Belle nodded eagerly. “I agree. I like places best when they’re a little bit of everything. It’s prettiest when the wisteria is in bloom and the north range is dripping with purple flowers. Sometimes we get swans on the moat. And in the summer the courtyard is in full bloom. Also we have three priest holes.”
“Three?”
“Yes, one is in a privy. Apparently it leads into the mediaeval sewer system, but we were never allowed to investigate. Wasn’t that so unfair?”
“On the contrary,” said Rufus, trying his hardest not to laugh. “I think it only reflects well upon your parents that they did not encourage their children to climb into a mediaeval sewer.”
“And we have several ghosts.”
“No abode is complete without them.”
“They’re quite boring, though.” Belle scowled into the distance, clearly taking the quality of her family’s hauntings personally. “One of our ancestors murdered a priest in a fit of jealousy, believing the priest was being untoward, well, toward his wife. He was convinced he would be barred from heaven for such an act and built a church to try and restore himself to God’s good graces, even going so far as to have himself buried beneath the flagstones of that very church. But it didn’t work and now he hangs about the house, lamenting his lack of restraint. Which must be very uncomfortable for the other ghosts, all of whom are priests who were tortured and killed during a raid by priest hunters.”
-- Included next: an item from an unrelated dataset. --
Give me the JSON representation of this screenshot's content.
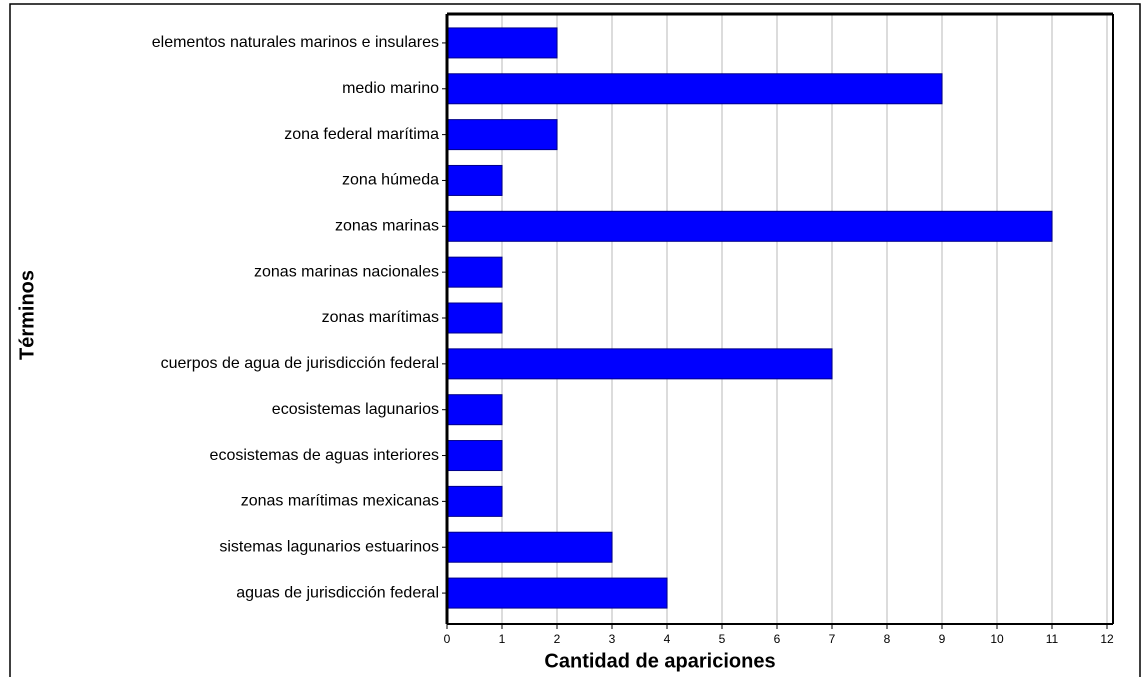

“Perhaps we can broker some kind of peaceful accord between the ghosts who are murdered priests and the ghost who murdered a priest.”
Belle paused, visibly intrigued. “How would we do that?”
“I’m afraid I have not thought that far ahead. Sage and sea salt, probably.”
“As long as we don’t accidentally banish them.”
“We will be nothing but respectful to otherworldly residents.”
To his faint alarm, Belle was blinking rapidly. And the next thing he knew, she had thrown herself into his arms. “Oh, Rufus, I am longing to go home.”
He held her tight, feeling a little prickly in the eye department himself. “Well,” he said, when he was sure he could speak lightly, “let’s get married and you shall.”